Придворные мгновенно смолкли и замерли. Ив побледнел.
– Ваше святейшество, моя сестра превратила русалку в подобие домашнего питомца, вроде щенка или котенка. Она не понимает…
– Успокойтесь, сын мой, – сказал Иннокентий Иву. – Я вовсе не утверждаю, что ваша сестра одержима нечистыми духами. Я лишь подозреваю, что она могла утратить рассудок, если принимает неразумных тварей за людей.
– Подобно тому, как Церковь принимала тварей за демонов, – произнес граф Люсьен.
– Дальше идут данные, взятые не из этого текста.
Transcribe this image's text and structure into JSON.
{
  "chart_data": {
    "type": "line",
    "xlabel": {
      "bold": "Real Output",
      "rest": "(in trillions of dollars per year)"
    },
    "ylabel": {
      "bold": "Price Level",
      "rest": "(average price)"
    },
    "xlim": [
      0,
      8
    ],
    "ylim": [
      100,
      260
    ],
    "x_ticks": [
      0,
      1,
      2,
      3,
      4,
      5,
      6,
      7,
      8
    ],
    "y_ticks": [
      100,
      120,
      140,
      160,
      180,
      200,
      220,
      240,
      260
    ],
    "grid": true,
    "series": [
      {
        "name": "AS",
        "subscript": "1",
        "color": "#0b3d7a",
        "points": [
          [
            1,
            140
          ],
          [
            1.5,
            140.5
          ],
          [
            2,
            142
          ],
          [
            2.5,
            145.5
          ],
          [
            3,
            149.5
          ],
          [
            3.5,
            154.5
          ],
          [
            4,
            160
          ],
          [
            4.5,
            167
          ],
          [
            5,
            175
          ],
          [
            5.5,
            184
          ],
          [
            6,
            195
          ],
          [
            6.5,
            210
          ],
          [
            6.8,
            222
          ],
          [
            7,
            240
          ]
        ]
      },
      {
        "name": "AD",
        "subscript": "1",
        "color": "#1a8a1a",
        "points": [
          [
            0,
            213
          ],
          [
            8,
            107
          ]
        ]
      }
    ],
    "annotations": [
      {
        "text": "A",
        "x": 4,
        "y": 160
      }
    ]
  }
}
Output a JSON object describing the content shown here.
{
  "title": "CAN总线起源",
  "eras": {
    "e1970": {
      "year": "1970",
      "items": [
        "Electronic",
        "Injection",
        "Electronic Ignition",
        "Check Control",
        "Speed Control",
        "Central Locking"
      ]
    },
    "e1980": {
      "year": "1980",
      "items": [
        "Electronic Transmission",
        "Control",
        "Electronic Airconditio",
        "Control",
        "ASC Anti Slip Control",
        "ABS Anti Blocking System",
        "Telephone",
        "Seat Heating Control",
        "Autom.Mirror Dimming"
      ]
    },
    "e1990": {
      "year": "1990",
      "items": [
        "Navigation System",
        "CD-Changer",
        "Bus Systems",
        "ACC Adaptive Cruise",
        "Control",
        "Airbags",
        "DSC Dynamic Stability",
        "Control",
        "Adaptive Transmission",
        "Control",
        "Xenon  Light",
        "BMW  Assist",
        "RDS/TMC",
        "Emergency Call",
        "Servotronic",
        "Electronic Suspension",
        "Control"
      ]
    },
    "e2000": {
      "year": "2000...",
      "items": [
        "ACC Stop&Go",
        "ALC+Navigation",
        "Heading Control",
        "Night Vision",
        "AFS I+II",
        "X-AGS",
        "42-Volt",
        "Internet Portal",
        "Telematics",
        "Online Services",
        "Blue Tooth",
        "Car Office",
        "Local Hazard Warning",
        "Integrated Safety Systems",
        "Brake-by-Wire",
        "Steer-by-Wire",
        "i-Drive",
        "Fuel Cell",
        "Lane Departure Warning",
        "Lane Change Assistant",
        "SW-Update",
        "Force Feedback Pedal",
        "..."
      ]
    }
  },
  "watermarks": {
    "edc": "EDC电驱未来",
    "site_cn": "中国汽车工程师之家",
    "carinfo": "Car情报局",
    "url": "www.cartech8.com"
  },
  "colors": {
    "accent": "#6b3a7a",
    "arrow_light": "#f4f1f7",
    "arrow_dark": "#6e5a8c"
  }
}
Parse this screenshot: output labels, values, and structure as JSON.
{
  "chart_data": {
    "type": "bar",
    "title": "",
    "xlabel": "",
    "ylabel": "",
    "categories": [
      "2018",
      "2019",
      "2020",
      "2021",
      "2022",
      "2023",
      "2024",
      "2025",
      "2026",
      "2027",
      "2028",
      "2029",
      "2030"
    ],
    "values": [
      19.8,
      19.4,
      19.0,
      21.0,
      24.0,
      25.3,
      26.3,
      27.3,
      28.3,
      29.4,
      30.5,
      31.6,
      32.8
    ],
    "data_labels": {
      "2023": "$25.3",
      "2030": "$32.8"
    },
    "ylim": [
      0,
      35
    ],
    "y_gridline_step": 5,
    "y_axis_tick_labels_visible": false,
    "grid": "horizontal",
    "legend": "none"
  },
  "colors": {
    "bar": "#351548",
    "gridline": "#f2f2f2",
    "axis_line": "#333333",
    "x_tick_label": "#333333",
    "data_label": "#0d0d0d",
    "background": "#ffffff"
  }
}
Иннокентий злобно воззрился на него:
– Они и в самом деле были одержимы демонами, какие могут быть сомнения! Инквизиция спасла нас от сатанинских козней!
– Если взгляды на их природу уже однажды изменились, то почему бы им не измениться снова? – сказал граф Люсьен, обращаясь к королю. – Остается проверить, точно ли русалка говорит на человеческом языке, а значит, не может считаться тварью. Наступил век науки. Если я правильно понял отца де ла Круа – если нет, полагаю, он меня поправит, – наука нуждается в доказательствах. Позволим же мадемуазель де ла Круа доказать свою гипотезу.
Его величество перевел взор на лицо графа Люсьена. И наконец, совершенно безучастно, вымолвил:
– Что ж, согласен.
Мари-Жозеф вступила в русалочью темницу и на мгновение замерла, борясь с приступом головокружения. Вода в бассейне помутнела. Мари-Жозеф села на дощатый помост, чтобы не потерять равновесия и не упасть. Руку у нее нарывало.
Она шепотом позвала русалку по имени. «Я расскажу о тебе его величеству, он обещал меня выслушать. А ты должна поведать ему историю, какую я никогда бы не смогла выдумать. Такую, чтобы растрогала его. Привлекла его на нашу сторону».
Русалка зарычала, демонстрируя свое презрение к королю. Она заявила, что готова драться с беззубым, чтобы обрести свободу. Если земная женщина сбросит его в бассейн, русалка своим пением заставит его сердце остановиться, а внутренности растаять как лед.
– Не говори так! Вдруг кто-то еще научится тебя понимать и подслушает?
Русалка подплыла к ней. Ее песнь, пропетая шепотом, переносила в мир одиночества и отчаяния. Вокруг ее пути медленно распространялась рябь. Мари-Жозеф опустила руку в воду, надеясь, что прохлада утишит боль. Круги, разошедшиеся по воде от ее движения, встретились с теми, что создала своим плаванием русалка; их игра на миг очаровала ее, заставив забыть о страданиях.
Русалка схватила Мари-Жозеф за распухшую руку. Ноздри у нее раздулись. Мари-Жозеф ахнула; боль от прикосновения вернула ее из горячечного бреда в реальность.
– Пожалуйста, отпусти, мне больно!
Но русалка не хотела ее отпускать. Глаза ее засветились, отливая темным золотом. Она обнюхала и облизала распухшую кисть Мари-Жозеф. Следуя по дорожке воспаленных пурпурных надрезов, она закатала рукав охотничьего платья Мари-Жозеф, обнажив повязку. Она тихонько запела, выражая беспокойство, но потом сменила тональность, пытаясь вселить в Мари-Жозеф уверенность, что все будет хорошо. Она покусала повязку; длинными пальцами, снабженными острыми когтями и плавательными перепонками, развязала окровавленный холст. Промокший, он легко отстал от тела. Ее глазам открылась воспаленная рана.